From this data, we’re not going to be able to know if running a no-back offense leads to good defensive performance against a no-back offense, but we can tell if there is a difference between the schools that ran the no-back offense frequently, and those that didn’t. Let’s take a look at another graph of the same data, this time with the data points color coded by the percentage of time that the team’s offense ran no-back plays– red for what Connelly considered frequent and dark blue for those considered infrequent. The light blue marks are for schools for which no information about the offensive plays was available (for the purposes of calculating averages, I have counted them as infrequent). Also, since we’ve seen no evidence for a relationship between one-or-more back yards and no-back yards, I’ve dropped the one-or-more back yards from the graph, and simply arranged the data in order by the amount of time their offense uses the no-back formation (as far as possible given the data that was published).
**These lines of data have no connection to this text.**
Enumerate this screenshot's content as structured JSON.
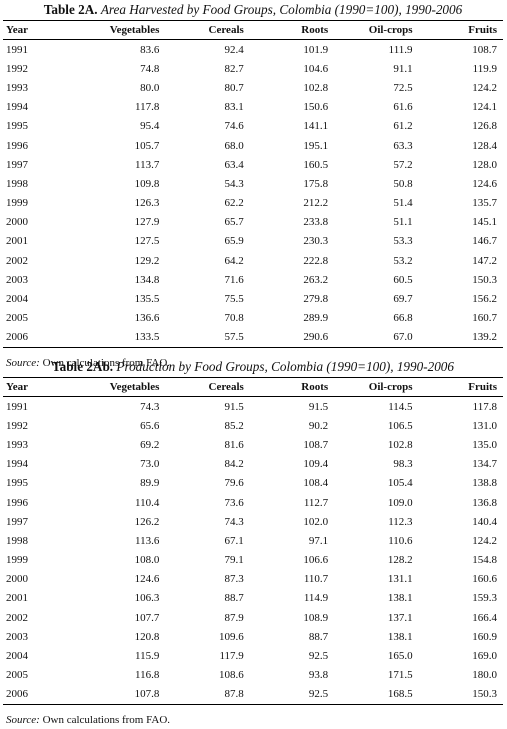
{
  "table_a": {
    "label": "Table 2A.",
    "subtitle": "Area Harvested by Food Groups, Colombia (1990=100), 1990-2006",
    "headers": [
      "Year",
      "Vegetables",
      "Cereals",
      "Roots",
      "Oil-crops",
      "Fruits"
    ],
    "rows": [
      [
        "1991",
        "83.6",
        "92.4",
        "101.9",
        "111.9",
        "108.7"
      ],
      [
        "1992",
        "74.8",
        "82.7",
        "104.6",
        "91.1",
        "119.9"
      ],
      [
        "1993",
        "80.0",
        "80.7",
        "102.8",
        "72.5",
        "124.2"
      ],
      [
        "1994",
        "117.8",
        "83.1",
        "150.6",
        "61.6",
        "124.1"
      ],
      [
        "1995",
        "95.4",
        "74.6",
        "141.1",
        "61.2",
        "126.8"
      ],
      [
        "1996",
        "105.7",
        "68.0",
        "195.1",
        "63.3",
        "128.4"
      ],
      [
        "1997",
        "113.7",
        "63.4",
        "160.5",
        "57.2",
        "128.0"
      ],
      [
        "1998",
        "109.8",
        "54.3",
        "175.8",
        "50.8",
        "124.6"
      ],
      [
        "1999",
        "126.3",
        "62.2",
        "212.2",
        "51.4",
        "135.7"
      ],
      [
        "2000",
        "127.9",
        "65.7",
        "233.8",
        "51.1",
        "145.1"
      ],
      [
        "2001",
        "127.5",
        "65.9",
        "230.3",
        "53.3",
        "146.7"
      ],
      [
        "2002",
        "129.2",
        "64.2",
        "222.8",
        "53.2",
        "147.2"
      ],
      [
        "2003",
        "134.8",
        "71.6",
        "263.2",
        "60.5",
        "150.3"
      ],
      [
        "2004",
        "135.5",
        "75.5",
        "279.8",
        "69.7",
        "156.2"
      ],
      [
        "2005",
        "136.6",
        "70.8",
        "289.9",
        "66.8",
        "160.7"
      ],
      [
        "2006",
        "133.5",
        "57.5",
        "290.6",
        "67.0",
        "139.2"
      ]
    ],
    "source_label": "Source:",
    "source_text": " Own calculations from FAO."
  },
  "table_b": {
    "label": "Table 2Ab.",
    "subtitle": "Production by Food Groups, Colombia (1990=100), 1990-2006",
    "headers": [
      "Year",
      "Vegetables",
      "Cereals",
      "Roots",
      "Oil-crops",
      "Fruits"
    ],
    "rows": [
      [
        "1991",
        "74.3",
        "91.5",
        "91.5",
        "114.5",
        "117.8"
      ],
      [
        "1992",
        "65.6",
        "85.2",
        "90.2",
        "106.5",
        "131.0"
      ],
      [
        "1993",
        "69.2",
        "81.6",
        "108.7",
        "102.8",
        "135.0"
      ],
      [
        "1994",
        "73.0",
        "84.2",
        "109.4",
        "98.3",
        "134.7"
      ],
      [
        "1995",
        "89.9",
        "79.6",
        "108.4",
        "105.4",
        "138.8"
      ],
      [
        "1996",
        "110.4",
        "73.6",
        "112.7",
        "109.0",
        "136.8"
      ],
      [
        "1997",
        "126.2",
        "74.3",
        "102.0",
        "112.3",
        "140.4"
      ],
      [
        "1998",
        "113.6",
        "67.1",
        "97.1",
        "110.6",
        "124.2"
      ],
      [
        "1999",
        "108.0",
        "79.1",
        "106.6",
        "128.2",
        "154.8"
      ],
      [
        "2000",
        "124.6",
        "87.3",
        "110.7",
        "131.1",
        "160.6"
      ],
      [
        "2001",
        "106.3",
        "88.7",
        "114.9",
        "138.1",
        "159.3"
      ],
      [
        "2002",
        "107.7",
        "87.9",
        "108.9",
        "137.1",
        "166.4"
      ],
      [
        "2003",
        "120.8",
        "109.6",
        "88.7",
        "138.1",
        "160.9"
      ],
      [
        "2004",
        "115.9",
        "117.9",
        "92.5",
        "165.0",
        "169.0"
      ],
      [
        "2005",
        "116.8",
        "108.6",
        "93.8",
        "171.5",
        "180.0"
      ],
      [
        "2006",
        "107.8",
        "87.8",
        "92.5",
        "168.5",
        "150.3"
      ]
    ],
    "source_label": "Source:",
    "source_text": " Own calculations from FAO."
  }
}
Adding in the averages for both the frequent offensive users of the no-back formation, and the infrequent ones, we can see that there does appear to be a difference between these two groups, and the difference appears to be significant. Unfortunately, the article did not contain data on the offensive use of the no-back formation for many teams, which complicates drawing conclusions from the data.

I remain excited by the potential of the data that Football Study Hall has collected, and I think that Connelly has a great understanding of the strategy of the game that leads him in some insightful directions with his analysis (such as his discussion of blitzing in this article), but good analysis requires defensible methods and results, and his analysis sometimes fails on those points.

  1. A slightly more analysis friendly version of the 2005 NFL season is available from The Football Project, and college football data from 2005-1012 are available from College Football Statistics 

  2. The full college season had more than 157,000 plays. For contrast, the 32 NFL teams play a total of 256 games in the regular season, running more than 40,000 plays. 

  3. Connelly’s original article does not state the standard deviation of yards-per-play, so I have had to estimate it here. The value I am using here, 9.35, was derived from College Football Statistics’ database of all college football plays in 2012.